See the full book on dpr-barcelona’s website
Too often when we evoke the work of George Orwell, we refer only to his two masterpieces, Animal Farm (1945) and Nineteen Eighty-Four (1949) which are the least autobiographic of his writings. It results from that an over-emphasis on the literal symbols of those two books. People see video-surveillance cameras in the street and they invoke Big Brother like if it miraculously put a spell on them. Those cameras, however, are only the spectacular part of a much broader biopolitical system that administrates and normalizes behaviors and desires.
Orwell’s own life is helpful here to determine potential means of resistance to such processes. Whether his books are simply inspired by his life, like for Burmese Days (1934), Keep the Aspidistra Flying (1936) and Coming Up for Air (1939) or frankly autobiographical like in Down and Out in Paris and London (1933), The Road to Wigan Pier (1937) or Homage to Catalonia (1938), his narratives humbly offer us a testimony of uncompromising courage.
The post-ideology I am evoking in the title of my short text has nothing to do with the one our era chose for itself in a delusional or diverting attempt to declare “the end of history”. In that case, this latter post-ideology is an ideology itself. The example that Orwell gives us lies more simply in a systematic suspicion of any form of organization that has instigated a sort of moral tribunal within itself. That is why, for example, he always remained at distance of any form of communist or anarchist party even when he was fighting for the POUM (Partido Obrero de Unificación Marxista) during the Spanish Civil War. During the latest, he enrolled the militia “because at that time and in that atmosphere it seemed the only conceivable thing to do[i]”.
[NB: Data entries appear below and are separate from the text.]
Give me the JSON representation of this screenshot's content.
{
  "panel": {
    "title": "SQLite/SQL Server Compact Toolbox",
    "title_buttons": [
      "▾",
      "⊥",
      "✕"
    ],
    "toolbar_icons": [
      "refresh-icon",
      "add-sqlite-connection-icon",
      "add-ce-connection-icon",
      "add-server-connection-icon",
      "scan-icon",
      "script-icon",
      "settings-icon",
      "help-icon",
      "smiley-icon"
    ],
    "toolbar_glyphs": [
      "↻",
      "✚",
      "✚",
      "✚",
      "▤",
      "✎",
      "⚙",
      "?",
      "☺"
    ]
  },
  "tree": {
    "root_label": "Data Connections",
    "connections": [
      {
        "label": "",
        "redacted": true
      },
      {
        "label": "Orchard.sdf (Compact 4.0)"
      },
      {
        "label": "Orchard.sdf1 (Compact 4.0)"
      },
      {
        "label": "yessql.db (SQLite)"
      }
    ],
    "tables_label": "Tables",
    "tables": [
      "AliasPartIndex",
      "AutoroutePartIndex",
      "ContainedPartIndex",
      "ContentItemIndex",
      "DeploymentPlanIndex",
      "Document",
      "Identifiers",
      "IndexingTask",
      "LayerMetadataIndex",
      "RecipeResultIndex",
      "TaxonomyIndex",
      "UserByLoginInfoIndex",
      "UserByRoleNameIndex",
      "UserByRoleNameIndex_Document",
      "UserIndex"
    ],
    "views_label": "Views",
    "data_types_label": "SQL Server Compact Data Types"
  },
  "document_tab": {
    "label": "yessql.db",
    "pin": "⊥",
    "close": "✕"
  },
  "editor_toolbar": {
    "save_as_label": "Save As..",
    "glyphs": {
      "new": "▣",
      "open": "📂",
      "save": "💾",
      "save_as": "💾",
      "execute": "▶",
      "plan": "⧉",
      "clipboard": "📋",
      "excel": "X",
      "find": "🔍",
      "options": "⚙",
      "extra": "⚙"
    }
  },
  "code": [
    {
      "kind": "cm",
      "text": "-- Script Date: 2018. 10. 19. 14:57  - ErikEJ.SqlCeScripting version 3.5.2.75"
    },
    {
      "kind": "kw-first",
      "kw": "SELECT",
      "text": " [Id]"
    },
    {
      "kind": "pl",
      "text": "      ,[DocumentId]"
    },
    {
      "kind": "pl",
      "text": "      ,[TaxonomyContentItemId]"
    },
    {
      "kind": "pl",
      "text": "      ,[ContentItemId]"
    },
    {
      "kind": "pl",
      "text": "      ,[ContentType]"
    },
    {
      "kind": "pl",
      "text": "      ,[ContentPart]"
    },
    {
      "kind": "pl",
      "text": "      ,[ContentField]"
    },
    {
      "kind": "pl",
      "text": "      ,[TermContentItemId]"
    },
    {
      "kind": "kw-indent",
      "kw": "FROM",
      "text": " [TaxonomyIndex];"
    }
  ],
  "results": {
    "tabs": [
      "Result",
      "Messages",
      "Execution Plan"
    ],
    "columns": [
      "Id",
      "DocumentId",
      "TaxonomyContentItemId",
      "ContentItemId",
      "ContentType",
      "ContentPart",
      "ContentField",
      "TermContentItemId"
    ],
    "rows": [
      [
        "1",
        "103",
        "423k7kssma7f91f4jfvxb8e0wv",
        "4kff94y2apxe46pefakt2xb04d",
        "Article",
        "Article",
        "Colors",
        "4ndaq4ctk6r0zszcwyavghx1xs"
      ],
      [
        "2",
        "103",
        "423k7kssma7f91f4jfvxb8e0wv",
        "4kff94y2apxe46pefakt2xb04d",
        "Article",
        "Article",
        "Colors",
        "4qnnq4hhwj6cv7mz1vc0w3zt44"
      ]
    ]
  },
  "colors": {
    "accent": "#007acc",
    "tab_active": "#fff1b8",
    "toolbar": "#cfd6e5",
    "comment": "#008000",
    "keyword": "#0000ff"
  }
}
We are far from the self-proclaimed post-ideology that ambiguously creates a dangerous relativism to avoid the difficult question of ethics[ii]. When he left for Spain, Orwell had no doubt that fighting against fascism is the only thing he has to do; for him it is “common decency[iii]”. The evidence of such a fight comes from his systematic refusal to compromise with his ethics, to the point that he could not possibly satisfy himself to write as a mean of resistance. When he decides to experience the life of the poorest in Paris and London, when he examines meticulously the life conditions of Lancashire working class or when he engages himself to a civil war in another country than his, writing is only a way to report retrospectively. Writing is never a substitute to fighting for him, on the contrary of what many of us are often telling ourselves. The post-ideological human is the one that does not need ideology to give him (her) excuses not to think and fight.